If Stevick’s hamstring muscle, which has to hold up through the 2 days and 10 events of the decathlon, and Magut’s foot, which has to take the pounding of 20,000 meters of running (the 10,000-meters and a pair of 5,000-meter races), can sustain the weekend of national competition, Azusa Pacific is looking to collect about 28 points championship points, which should be good enough for a top-ten finish.

All-American Zach Keene, who surprised the sprint competition at indoors with a pair of second-place finishes in the 60- and 200-meters, is lurking in the shadows with another possible out-of-nowhere performance. His pre-meet rankings in the 100- and 200-meters are similar to his positions heading into the indoor championship meet.

“It’s been interesting but we’ve talking more about individual achievement than team championships this time around,” said Reid. “We have a history of always putting our best foot forward at nationals, and it’s no different this year. It’s just how we measure success this year will be somewhat different.”

Ever since 1979, Azusa Pacific has finished in the top ten of the NAIA Men’s Outdoor Track & Field Championship Meet, winning the title a record 15 times and finishing in the top five 14 other years, including the past 12 in a row.

A side attraction to the track & field championship meet is Azusa Pacific’s battle with Golden State Athletic Conference rival Fresno Pacific University for the 2010 Directors’ Cup, the prized trophy awarded to the top athletic program in the NAIA for the year.

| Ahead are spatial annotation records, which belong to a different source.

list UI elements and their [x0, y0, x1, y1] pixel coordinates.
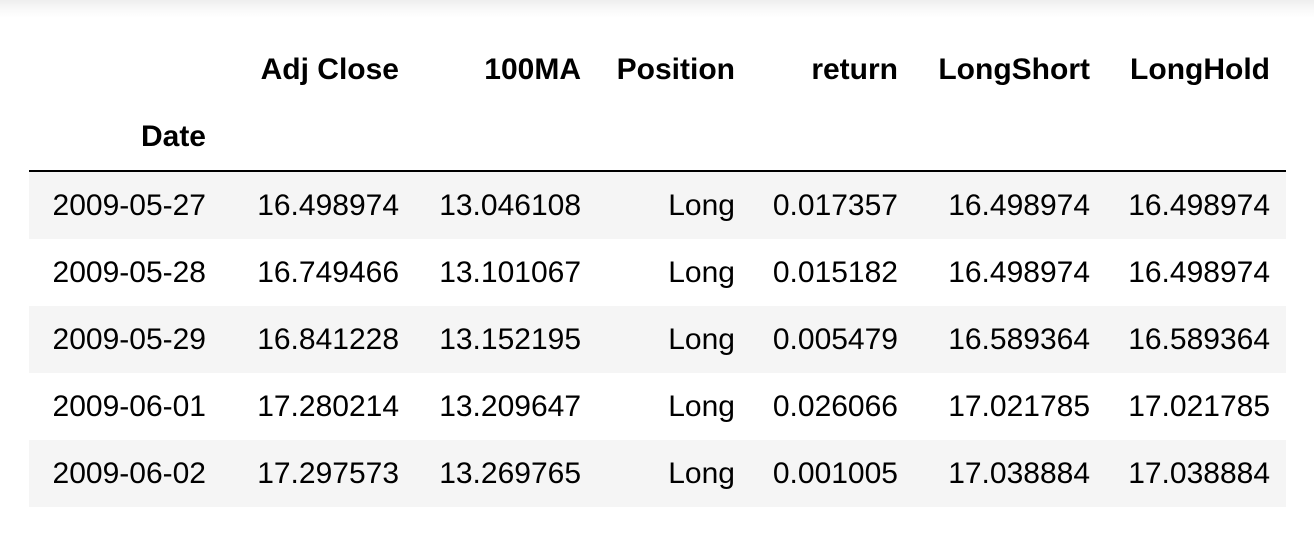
index-name-empty-cell [1106, 103, 1286, 172]
output-top-shadow [0, 0, 1314, 18]
table-row: 2009-06-02 17.297573 13.269765 Long 0.00… [29, 440, 1286, 507]
cell-longhold: 16.498974 [1128, 189, 1270, 222]
dataframe-table: Adj Close 100MA Position return LongShor… [29, 36, 1286, 507]
column-header-longhold: LongHold [1130, 53, 1270, 86]
table-row: 2009-05-28 16.749466 13.101067 Long 0.01… [29, 239, 1286, 306]
cell-return: 0.005479 [772, 323, 898, 356]
column-header-adj-close: Adj Close [260, 53, 399, 86]
column-header-100ma: 100MA [484, 53, 581, 86]
row-index-date: 2009-06-01 [52, 390, 206, 423]
table-body: 2009-05-27 16.498974 13.046108 Long 0.01… [29, 171, 1286, 507]
cell-adj-close: 16.841228 [257, 323, 399, 356]
cell-longhold: 16.589364 [1128, 323, 1270, 356]
index-name-date: Date [29, 103, 222, 172]
cell-longshort: 17.038884 [948, 457, 1090, 490]
cell-longshort: 17.021785 [948, 390, 1090, 423]
cell-return: 0.015182 [772, 256, 898, 289]
row-index-date: 2009-05-27 [52, 189, 206, 222]
cell-longshort: 16.498974 [948, 256, 1090, 289]
cell-adj-close: 16.749466 [257, 256, 399, 289]
cell-position: Long [668, 189, 735, 222]
cell-longhold: 17.038884 [1128, 457, 1270, 490]
header-corner-cell [29, 36, 222, 103]
cell-adj-close: 16.498974 [257, 189, 399, 222]
cell-100ma: 13.101067 [439, 256, 581, 289]
cell-longshort: 16.498974 [948, 189, 1090, 222]
index-name-empty-cell [597, 103, 751, 172]
cell-longshort: 16.589364 [948, 323, 1090, 356]
column-header-return: return [811, 53, 898, 86]
row-index-date: 2009-05-28 [52, 256, 206, 289]
cell-position: Long [668, 457, 735, 490]
column-header-position: Position [616, 53, 735, 86]
cell-longhold: 16.498974 [1128, 256, 1270, 289]
cell-return: 0.026066 [772, 390, 898, 423]
index-name-empty-cell [751, 103, 914, 172]
cell-position: Long [668, 390, 735, 423]
index-name-empty-cell [415, 103, 597, 172]
index-name-empty-cell [222, 103, 415, 172]
cell-position: Long [668, 256, 735, 289]
table-row: 2009-06-01 17.280214 13.209647 Long 0.02… [29, 373, 1286, 440]
cell-adj-close: 17.280214 [257, 390, 399, 423]
table-row: 2009-05-29 16.841228 13.152195 Long 0.00… [29, 306, 1286, 373]
cell-return: 0.001005 [772, 457, 898, 490]
cell-100ma: 13.209647 [439, 390, 581, 423]
row-index-date: 2009-06-02 [52, 457, 206, 490]
table-row: 2009-05-27 16.498974 13.046108 Long 0.01… [29, 171, 1286, 239]
cell-100ma: 13.269765 [439, 457, 581, 490]
cell-return: 0.017357 [772, 189, 898, 222]
cell-adj-close: 17.297573 [257, 457, 399, 490]
cell-100ma: 13.152195 [439, 323, 581, 356]
index-name-row: Date [29, 103, 1286, 172]
column-header-longshort: LongShort [938, 53, 1090, 86]
index-name-empty-cell [914, 103, 1106, 172]
cell-longhold: 17.021785 [1128, 390, 1270, 423]
cell-position: Long [668, 323, 735, 356]
column-header-row: Adj Close 100MA Position return LongShor… [29, 36, 1286, 103]
cell-100ma: 13.046108 [439, 189, 581, 222]
row-index-date: 2009-05-29 [52, 323, 206, 356]
table-header: Adj Close 100MA Position return LongShor… [29, 36, 1286, 172]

Azusa Pacific is the 5-time defending champion, seeking to become the first-ever NAIA school to capture 6 straight Directors’ Cups (Simon Fraser won 5 straight as well). However, in what is shaping up to be the closest Directors’ Cup race ever, the Cougars hold just an 21-point advantage over Fresno Pacific heading into the NAIA Outdoor Track & Field Championship Meet.

Though the Sunbirds have a small contingent in Marion this week, they are expected to do well in both the men’s and women’s track & field meet. The final outcome of the Cup will most likely be determined between the Sunbird women and whether or not they can out-perform the Cougar men by 25-30 Directors’ Cup points, which are awarded by final placing in their respective track & field championship standings.

The NAIA Outdoor Track & Field Championship Meet begins Thursday (May 27) with the decathlon at 7 a.m. (PDT). The meet concludes Saturday (May 29) with the men’s 4x400-meter relay at 3:05 p.m. (PDT).